Don’t change jobs, become self-employed or quit your job. It may take two years to recover from a job change to the point where you can qualify for a home loan.

Don’t buy or lease furniture, a car, truck or van (or you may be living in it). Any new debts or financial obligations can significantly reduce your ability to qualify for a home loan.

Don’t increase credit card debt excessively, or apply for new ones, or let your accounts fall behind. An increase in debt will increase your debt to income ratio, DTI, and will reduce the amount that you can qualify for.

Don’t apply for any new credit or credit cards.

Don’t pay off accounts that have a negative Credit Bureau report. Check with a credit repair company before doing this as it may be best to leave things as they are so these accounts do not appear as new information and possibly lower your credit score.
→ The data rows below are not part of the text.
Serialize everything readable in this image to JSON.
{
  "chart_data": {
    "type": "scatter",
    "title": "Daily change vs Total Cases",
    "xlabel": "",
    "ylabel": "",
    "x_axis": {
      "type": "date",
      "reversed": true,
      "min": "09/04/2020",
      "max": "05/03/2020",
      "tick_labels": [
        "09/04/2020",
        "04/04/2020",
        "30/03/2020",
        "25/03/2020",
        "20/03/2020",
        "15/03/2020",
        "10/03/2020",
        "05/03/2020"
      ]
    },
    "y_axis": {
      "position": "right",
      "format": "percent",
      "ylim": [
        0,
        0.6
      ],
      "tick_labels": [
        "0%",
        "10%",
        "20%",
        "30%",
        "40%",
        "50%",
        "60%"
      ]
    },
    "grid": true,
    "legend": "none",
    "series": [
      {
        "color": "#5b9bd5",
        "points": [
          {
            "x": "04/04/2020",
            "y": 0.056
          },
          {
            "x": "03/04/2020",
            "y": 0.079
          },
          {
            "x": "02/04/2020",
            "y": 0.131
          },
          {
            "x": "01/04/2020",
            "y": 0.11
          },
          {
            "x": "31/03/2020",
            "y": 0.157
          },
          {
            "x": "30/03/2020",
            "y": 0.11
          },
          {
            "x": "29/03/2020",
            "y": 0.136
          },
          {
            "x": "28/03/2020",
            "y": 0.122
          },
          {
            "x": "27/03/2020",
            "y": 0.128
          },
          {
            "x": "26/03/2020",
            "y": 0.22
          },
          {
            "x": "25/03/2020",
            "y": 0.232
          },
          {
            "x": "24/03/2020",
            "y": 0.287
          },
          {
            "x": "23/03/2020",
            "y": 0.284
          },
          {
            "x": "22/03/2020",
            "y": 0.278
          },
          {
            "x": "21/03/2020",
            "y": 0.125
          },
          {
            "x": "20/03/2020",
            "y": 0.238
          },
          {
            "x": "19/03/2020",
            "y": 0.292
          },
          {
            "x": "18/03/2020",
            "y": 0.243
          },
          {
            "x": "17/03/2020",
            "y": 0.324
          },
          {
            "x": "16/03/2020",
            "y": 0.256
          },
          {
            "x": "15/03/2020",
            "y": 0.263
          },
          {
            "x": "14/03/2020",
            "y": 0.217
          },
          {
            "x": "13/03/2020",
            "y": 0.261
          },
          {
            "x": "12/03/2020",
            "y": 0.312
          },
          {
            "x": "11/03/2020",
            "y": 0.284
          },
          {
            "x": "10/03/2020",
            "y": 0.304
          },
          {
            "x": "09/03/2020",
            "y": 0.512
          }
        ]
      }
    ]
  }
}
Don’t spend money you have set aside for closing. Duh!

Don’t omit debts or liabilities from your loan application. Be open and honest with your lender. Provide all information that is requested, and respond quickly to any phone calls, mail, or emails from your lender.

Don’t buy or lease furniture or any other major items. No new debts or financial obligations.

Don’t originate any inquiries into your credit. If you test drive a car or check with a furniture company, or other business, to see how much you can purchase with credit, it will reflect on your credit score and can spoil your purchase.

Don’t make large deposits without first checking with your loan officer.
Your lender will want an explanation of any large deposits, especially if that Money will be used for the down payment, and if it is a loan that has to be repaired. If you receive a gift of money from a relative, be prepared to explain this to your lender.

Don’t change bank accounts. Lenders want to see financial stability in their borrowers so don’t change anything until your purchase closes.

Don’t co-sign a loan for anyone. When you co-sign for a loan, it is treated just like you have assumed the debt because you could become responsible for it, at some point.You can buy whatever you want after the close.  Your credit will be checked on or near the day of closing so any changes will show up and potentially negatively affect your home purchase.